Who gave us lodging, - learning, -

And he gave us beef and mutton."

Gray Friars, however, is very small in comparison with Christ's, there being but fifty scholars on the foundation, yet the proportion of celebrated men is very large, - Addison, "loose Dick Steele," Thurlwall, Grote, Sir John Leech, and Thackeray standing high in the list of graduates. The last-named, Thackeray, was always very fond of his old school, and just before his death went on Founder's Day to scatter pennies among the boys.

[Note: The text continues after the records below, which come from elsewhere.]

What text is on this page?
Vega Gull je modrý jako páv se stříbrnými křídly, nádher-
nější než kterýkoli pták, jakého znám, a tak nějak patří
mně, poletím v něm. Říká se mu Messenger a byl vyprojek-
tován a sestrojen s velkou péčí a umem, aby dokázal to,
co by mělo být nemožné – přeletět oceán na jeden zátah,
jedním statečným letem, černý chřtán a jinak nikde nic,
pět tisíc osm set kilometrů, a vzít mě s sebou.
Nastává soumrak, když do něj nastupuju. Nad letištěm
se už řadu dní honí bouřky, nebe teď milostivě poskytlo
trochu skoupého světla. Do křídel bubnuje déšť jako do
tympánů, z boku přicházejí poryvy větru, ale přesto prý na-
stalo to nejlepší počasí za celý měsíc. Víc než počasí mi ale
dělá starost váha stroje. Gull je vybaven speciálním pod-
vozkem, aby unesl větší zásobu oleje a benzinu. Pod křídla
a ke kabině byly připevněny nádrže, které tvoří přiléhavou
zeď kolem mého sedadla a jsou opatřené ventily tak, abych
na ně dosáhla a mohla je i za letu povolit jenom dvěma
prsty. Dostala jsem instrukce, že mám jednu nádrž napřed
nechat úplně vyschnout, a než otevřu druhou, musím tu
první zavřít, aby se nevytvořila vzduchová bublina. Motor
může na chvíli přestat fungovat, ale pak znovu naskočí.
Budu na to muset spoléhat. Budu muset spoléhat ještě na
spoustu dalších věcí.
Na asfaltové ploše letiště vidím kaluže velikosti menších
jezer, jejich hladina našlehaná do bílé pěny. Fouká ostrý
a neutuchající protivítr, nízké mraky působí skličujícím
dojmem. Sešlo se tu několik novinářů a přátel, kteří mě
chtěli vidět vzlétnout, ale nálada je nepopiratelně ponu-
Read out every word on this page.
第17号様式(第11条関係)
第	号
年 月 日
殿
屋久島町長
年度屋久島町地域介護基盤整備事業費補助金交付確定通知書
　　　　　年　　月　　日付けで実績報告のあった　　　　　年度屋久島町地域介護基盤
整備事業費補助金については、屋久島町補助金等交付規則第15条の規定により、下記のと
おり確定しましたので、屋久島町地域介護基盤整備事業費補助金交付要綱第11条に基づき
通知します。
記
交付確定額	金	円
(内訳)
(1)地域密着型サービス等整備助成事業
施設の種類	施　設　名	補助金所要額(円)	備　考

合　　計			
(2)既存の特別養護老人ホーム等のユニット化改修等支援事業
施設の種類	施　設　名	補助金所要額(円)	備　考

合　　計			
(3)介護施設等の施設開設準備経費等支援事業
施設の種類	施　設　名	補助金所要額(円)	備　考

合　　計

In the same building with the school are rooms for the old pensioners ("cods," from "codger," the boys called them), whose number, about eighty, the old bell rings out every night just as Big Tom at Oxford gives the number of students in Christ College. There is something very pleasant and even touching in this union under one roof of lives so different as the careless school-boy's, with all the world before him, and the pensioner's in his black gown, with his work all done and only waiting for his dismissal. That most beautiful passage at the end of the Newcomes has been so often quoted that I will not give it here, but only repeat one word, which must bring back that closing scene to any one who has ever read it - a word the old arches have so often echoed to generation after generation of school-boys in the old cloisters, - "Adsum."

*The costume of the boys was a blue tunic, yellow vest, black belt, long yellow stockings, and no hat.